Apa yang membuat pegawai sebuah perusahaan mengalami burnout ?

1 Like

Menurut Leiter & Maslach (1997) burnout biasanya terjadi karena adanya ketidaksesuaian antara pekerjaan dengan pekerja. Ketika adanya perbedaan yang sangat besar antara individu yang bekerja dengan pekerjaannya akan mempengaruhi performasi kerja.

Leiter & Maslach (1997) membagi beberapa faktor yang mempengaruhi munculnya burnout, yaitu:

Work Overloaded

Work overload kemungkinan terjadi akibat ketidaksesuaian antara pekerja dengan pekerjaannya. Pekerja terlalu banyak melakukan pekerjaan dengan waktu yang sedikit. Overload terjadi karena pekerjaan yang dikerjaan melebihi kapasitas kemampuan manusia yang memiliki keterbatasan.
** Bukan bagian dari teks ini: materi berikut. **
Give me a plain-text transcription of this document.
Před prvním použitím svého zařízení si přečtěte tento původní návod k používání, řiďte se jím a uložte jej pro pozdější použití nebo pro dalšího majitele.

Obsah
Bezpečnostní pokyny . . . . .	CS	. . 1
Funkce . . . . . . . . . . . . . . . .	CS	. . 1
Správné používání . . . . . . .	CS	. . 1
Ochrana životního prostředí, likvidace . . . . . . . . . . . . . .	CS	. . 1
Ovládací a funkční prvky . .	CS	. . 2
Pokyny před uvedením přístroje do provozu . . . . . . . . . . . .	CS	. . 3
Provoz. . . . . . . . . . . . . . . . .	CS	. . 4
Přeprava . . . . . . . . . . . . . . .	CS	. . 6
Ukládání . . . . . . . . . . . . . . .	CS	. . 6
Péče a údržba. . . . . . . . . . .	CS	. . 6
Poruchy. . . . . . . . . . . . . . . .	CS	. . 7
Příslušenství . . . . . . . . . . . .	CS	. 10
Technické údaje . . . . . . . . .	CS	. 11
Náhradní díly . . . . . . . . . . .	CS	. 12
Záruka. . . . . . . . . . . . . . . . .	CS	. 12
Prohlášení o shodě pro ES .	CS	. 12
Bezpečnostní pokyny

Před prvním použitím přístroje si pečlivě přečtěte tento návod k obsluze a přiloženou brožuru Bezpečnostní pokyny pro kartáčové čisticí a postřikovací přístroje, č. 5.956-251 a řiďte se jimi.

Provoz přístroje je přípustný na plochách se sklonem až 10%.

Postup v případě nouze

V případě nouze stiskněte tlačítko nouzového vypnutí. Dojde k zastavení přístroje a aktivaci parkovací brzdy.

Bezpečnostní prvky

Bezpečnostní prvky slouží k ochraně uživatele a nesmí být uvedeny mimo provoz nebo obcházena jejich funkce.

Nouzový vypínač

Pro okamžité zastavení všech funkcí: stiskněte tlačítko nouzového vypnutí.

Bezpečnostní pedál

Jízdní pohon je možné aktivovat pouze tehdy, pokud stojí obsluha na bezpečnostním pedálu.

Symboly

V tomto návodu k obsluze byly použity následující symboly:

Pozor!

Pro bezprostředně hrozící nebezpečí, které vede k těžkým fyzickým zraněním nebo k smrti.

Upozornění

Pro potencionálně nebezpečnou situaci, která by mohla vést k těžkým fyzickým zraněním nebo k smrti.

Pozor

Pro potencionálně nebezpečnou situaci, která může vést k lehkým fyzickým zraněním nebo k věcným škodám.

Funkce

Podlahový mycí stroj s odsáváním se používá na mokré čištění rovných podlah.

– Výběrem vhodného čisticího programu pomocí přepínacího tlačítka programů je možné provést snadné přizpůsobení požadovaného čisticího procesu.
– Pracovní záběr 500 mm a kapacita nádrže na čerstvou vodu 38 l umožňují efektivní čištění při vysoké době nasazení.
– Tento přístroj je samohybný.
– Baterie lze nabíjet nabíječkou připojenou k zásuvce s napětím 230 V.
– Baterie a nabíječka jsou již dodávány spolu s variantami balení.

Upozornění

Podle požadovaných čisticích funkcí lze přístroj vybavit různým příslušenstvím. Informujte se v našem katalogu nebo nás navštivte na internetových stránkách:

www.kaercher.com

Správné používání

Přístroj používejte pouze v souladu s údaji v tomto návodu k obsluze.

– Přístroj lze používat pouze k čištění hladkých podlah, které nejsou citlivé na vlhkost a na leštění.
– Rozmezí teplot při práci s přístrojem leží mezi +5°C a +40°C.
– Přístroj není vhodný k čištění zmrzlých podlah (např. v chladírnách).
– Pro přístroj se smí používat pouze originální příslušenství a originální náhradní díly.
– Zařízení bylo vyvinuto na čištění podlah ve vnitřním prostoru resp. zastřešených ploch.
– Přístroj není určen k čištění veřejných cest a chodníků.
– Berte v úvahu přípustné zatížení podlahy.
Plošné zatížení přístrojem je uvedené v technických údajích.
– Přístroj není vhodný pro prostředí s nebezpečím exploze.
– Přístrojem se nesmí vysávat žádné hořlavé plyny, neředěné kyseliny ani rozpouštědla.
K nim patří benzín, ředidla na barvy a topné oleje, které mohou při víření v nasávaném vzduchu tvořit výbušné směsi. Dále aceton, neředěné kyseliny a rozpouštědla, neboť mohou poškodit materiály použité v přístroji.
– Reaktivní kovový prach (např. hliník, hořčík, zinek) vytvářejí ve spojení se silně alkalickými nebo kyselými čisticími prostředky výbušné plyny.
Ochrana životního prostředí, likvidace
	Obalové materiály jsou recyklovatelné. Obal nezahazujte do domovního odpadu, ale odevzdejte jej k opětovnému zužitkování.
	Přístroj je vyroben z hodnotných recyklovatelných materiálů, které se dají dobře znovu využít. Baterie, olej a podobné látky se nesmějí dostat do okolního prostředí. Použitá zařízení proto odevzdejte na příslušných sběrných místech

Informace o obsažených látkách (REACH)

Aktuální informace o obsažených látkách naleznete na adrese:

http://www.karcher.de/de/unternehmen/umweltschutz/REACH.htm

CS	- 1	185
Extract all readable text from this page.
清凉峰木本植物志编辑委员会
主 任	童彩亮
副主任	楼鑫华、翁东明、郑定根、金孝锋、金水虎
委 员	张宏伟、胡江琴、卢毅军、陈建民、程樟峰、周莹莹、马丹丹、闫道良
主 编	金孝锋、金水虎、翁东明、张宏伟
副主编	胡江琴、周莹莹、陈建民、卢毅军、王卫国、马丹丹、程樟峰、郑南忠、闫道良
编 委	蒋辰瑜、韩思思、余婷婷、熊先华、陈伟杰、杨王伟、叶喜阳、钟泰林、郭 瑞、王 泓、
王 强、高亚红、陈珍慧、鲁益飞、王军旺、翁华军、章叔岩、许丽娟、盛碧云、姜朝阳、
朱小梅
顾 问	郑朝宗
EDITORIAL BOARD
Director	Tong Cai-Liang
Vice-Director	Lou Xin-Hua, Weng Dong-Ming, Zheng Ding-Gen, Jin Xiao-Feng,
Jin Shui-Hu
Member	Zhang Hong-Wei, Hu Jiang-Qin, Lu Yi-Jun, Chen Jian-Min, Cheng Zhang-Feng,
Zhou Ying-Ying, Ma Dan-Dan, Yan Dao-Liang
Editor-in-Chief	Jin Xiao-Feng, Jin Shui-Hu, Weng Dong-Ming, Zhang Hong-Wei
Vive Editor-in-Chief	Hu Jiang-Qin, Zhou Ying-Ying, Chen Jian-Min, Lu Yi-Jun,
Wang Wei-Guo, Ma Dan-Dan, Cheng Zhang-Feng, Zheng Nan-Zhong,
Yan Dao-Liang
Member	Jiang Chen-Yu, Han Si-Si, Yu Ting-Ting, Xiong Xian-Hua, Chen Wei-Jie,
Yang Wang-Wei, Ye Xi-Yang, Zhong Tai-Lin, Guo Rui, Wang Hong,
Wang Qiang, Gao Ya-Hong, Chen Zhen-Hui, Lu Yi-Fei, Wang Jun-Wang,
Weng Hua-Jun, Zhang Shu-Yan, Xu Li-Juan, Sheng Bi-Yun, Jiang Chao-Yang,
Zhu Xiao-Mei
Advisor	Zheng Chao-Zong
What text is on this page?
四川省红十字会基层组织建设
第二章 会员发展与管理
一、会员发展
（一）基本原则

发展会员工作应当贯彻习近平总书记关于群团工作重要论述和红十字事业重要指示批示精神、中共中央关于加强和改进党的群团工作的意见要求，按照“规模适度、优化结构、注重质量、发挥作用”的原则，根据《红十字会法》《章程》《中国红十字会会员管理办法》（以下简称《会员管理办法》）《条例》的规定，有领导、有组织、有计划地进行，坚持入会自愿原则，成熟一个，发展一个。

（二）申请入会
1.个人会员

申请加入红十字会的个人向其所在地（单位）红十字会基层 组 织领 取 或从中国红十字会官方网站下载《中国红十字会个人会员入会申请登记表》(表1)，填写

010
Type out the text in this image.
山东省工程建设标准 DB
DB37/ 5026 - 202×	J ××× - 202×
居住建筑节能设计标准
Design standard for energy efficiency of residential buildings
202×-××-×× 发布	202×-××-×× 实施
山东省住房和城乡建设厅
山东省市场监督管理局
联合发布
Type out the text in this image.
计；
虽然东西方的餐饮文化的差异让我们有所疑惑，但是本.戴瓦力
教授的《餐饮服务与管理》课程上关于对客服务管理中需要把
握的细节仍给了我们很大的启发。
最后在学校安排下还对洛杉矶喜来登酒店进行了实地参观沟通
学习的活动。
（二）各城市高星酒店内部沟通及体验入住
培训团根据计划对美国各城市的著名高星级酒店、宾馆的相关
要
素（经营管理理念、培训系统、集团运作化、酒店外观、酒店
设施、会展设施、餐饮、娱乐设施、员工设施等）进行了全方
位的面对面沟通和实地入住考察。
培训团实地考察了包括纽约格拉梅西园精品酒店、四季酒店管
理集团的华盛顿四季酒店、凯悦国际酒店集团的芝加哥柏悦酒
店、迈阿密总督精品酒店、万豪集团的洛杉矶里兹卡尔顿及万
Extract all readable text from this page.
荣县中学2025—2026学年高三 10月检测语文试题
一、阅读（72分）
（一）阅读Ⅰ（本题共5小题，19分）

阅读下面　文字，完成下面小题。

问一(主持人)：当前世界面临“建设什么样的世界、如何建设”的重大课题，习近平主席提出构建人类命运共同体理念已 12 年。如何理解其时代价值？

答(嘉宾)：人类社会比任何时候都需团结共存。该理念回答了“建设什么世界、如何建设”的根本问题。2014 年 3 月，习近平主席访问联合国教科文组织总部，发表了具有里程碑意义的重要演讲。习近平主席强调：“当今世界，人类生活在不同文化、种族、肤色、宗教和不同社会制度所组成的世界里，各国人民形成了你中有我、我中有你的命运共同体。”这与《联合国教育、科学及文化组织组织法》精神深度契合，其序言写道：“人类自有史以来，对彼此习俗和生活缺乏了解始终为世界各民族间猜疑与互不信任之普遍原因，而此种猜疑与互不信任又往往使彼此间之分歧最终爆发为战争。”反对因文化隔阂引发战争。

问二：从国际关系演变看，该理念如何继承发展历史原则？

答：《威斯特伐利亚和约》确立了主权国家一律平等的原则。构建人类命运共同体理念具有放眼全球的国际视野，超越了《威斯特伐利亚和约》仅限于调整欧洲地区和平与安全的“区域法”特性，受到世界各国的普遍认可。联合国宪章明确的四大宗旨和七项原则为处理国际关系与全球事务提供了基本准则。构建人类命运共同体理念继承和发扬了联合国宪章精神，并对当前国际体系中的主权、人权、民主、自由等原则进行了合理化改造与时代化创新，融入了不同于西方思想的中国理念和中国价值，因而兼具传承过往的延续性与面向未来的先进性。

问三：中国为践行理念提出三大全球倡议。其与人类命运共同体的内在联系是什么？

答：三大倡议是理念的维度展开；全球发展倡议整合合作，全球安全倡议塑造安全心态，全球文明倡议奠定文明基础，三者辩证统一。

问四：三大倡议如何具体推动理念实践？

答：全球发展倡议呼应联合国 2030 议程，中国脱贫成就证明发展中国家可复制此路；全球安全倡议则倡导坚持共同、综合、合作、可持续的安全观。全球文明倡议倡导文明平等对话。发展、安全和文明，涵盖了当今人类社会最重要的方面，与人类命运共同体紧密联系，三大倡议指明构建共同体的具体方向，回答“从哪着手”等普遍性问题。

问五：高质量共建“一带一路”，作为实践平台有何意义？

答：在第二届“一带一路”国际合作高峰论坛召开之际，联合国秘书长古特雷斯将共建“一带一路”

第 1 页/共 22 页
Hal ini dapat menyebabkan menurunnya kualitas pekerja, hubungan yang tidak sehat di lingkungan pekerjaan, menurunkan kreativitas pekerja, dan menyebabkan burnout.

Lack of Work Control

Semua orang memiliki keinginan untuk memiliki kesempatan dalam membuat pilihan, keputusan, menggunakan kemampuannya untuk berfikir dan menyelesaikan masalah, dan meraih prestasi. Adanya aturan terkadang membuat pekerja memiliki batasan dalam berinovasi, merasa kurang memiliki tanggung jawab dengan hasil yang mereka dapat karena adanya kontrol yang terlalu ketat dari atasan.

Rewarded for Work

Kurangnya apresiasi dari lingkungan kerja membuat pekerja merasa tidak bernilai. Apresiasi bukan hanya dilihat dari pemberian bonus (uang), tetapi hubungan yang terjalin baik antar pekerja, pekerja dengan atasan turut memberikan dampak pada pekerja. Adanya apresiasi yang diberikan akan meningkatkan afeksi positif dari pekerja yang juga merupakan nilai penting dalam menunjukkan bahwa seseorang sudah bekerja dengan baik.

Breakdown in Community

Pekerja yang kurang memiliki rasa belongingness terhadap lingkungan kerjanya (komunitas) akan menyebabkan kurangnya rasa keterikatan positif di tempat kerja. Seseorang akan bekerja dengan maksimal ketika memiliki kenyamanan, kebahagiaan yang terjalin dengan rasa saling menghargai, tetapi terkadang lingkungan kerja melakukan sebaliknya.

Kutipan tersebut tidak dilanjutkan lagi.